Turner-Mayer Syndrome: A Case of Successful Treatment of Erectile Dysfunction
Introduction
A 23-year-old male presented to the andrology department at the “Men’s Consultation” clinic with complaints of erectile dysfunction.
Complaints
The patient reported experiencing extremely unstable erections despite having a regular sexual life with a steady partner. Although he initially had good spontaneous erections, they would almost always disappear during intercourse, preventing him from sustaining sexual contact.
These issues led to psychological trauma and nervousness, further complicating sexual relations within the couple.
History
The patient began his sexual life at the age of 23. Initially, he engaged in 3–4 sexual acts per week with one partner and could achieve 2–4 ejaculations per day. However, after a month of this routine, the quality of his erections significantly deteriorated, becoming difficult to maintain. Even active sexual stimulation by his partner did not help develop an erection sufficient for penetration.
Visual sexual stimulation also elicited a very weak response, and the frequency of spontaneous erections significantly decreased.
The patient works as a dental technician in a sedentary job and leads a mostly inactive lifestyle without engaging in sports. He has no harmful habits and has not taken any medications.
Examination
The patient has a normal physique with a waist circumference of 90 cm. His external genitalia are formed in a masculine pattern. The scrotum is firm and elastic, with testicles measuring 2.5 × 4 cm. The epididymis is not enlarged. When the patient stood up, dilated veins of the pampiniform plexus were palpable on the left. During the Valsalva maneuver, where the patient had to exhale while straining his abdomen, the venous dilation increased.
Ultrasound examination revealed significantly dilated veins of the prostate gland up to 8–10 mm in diameter.
Doppler ultrasound of the scrotum identified dilated veins of the left spermatic cord (pampiniform plexus) up to 3.5–4 mm in diameter. It also detected retrograde blood flow lasting 4–5 seconds.
Prostate secretion analysis showed 2–3 leukocytes per field of view. Total testosterone level was 22 nmol/L, both within the normal range.
Diagnosis
Erectile dysfunction due to circulatory disorders. Left-sided varicocele. Pelvic venous congestion. Chronic congestive prostatitis.
Treatment
The patient was prescribed to take one tablet of Sildenafil 50 mg before sexual intercourse. However, there was no significant improvement, so the dosage was gradually increased to 100 mg.
A month-long course of treatment did not yield results. The patient was referred for further examination – pharmacodopplerography of the penile vessels. The study revealed venous leakage from the cavernous veins. There were no arterial abnormalities. Subsequently, the patient also underwent contrast-enhanced MRI, which showed:
• narrowing (stenosis) of the central part of the left common iliac vein to 3 mm over a length of 10 mm;
• in the distal segments, the vein dilated to 12 mm;
• venous plexuses of the prostate gland were dilated up to 8 mm.
Considering the new data, the patient was also diagnosed with Turner-Mayer Syndrome.
He consulted with a vascular surgeon, and it was decided to perform surgery. He underwent stenting of the left common iliac vein at the level of stenosis . After stenting, the patient was prescribed a course of anticoagulants.
Two months after the operation, the patient resumed his sexual life. Spontaneous erections were good and did not disappear during intercourse, and additional medication therapy was not required.
Anticoagulants were discontinued after six months.
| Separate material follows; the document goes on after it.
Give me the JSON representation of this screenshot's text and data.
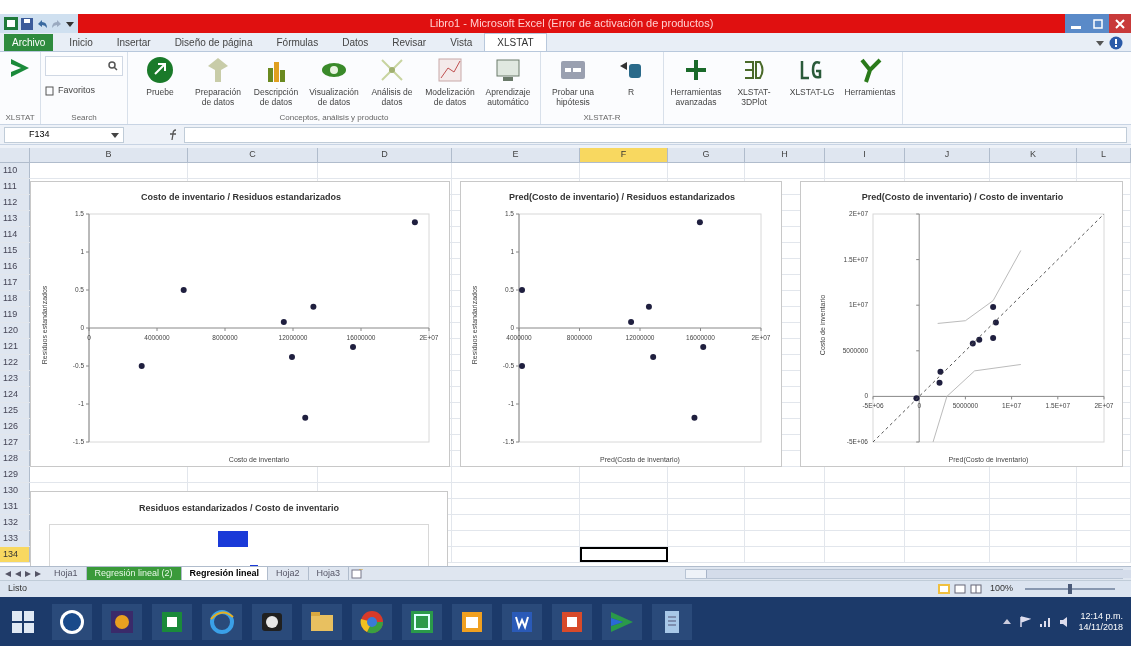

The patient continued to be monitored by a urologist for several years. During this period, the quality of erections completely recovered.
The patient also began actively engaging in physical exercise, performing aerobic exercises targeting the pelvic area. Control dopplerography of the scrotal vessels showed a decrease in the diameter of the left pampiniform plexus veins.
Conclusion
This clinical case demonstrates that the diagnosis of “erectile dysfunction” requires comprehensive diagnostics. This includes assessing the state of the circulatory system, as circulatory disorders can affect the onset and maintenance of erections. The presence of multiple and significantly dilated veins measuring 8–10 mm in diameter may serve as an indirect sign of stenosis.
Close cooperation between a urologist-andrologist and a vascular surgeon helps find solutions to the problems of patients with erectile dysfunction caused by circulatory disorders, especially if the pathology proves resistant to treatment with phosphodiesterase type 5 inhibitors.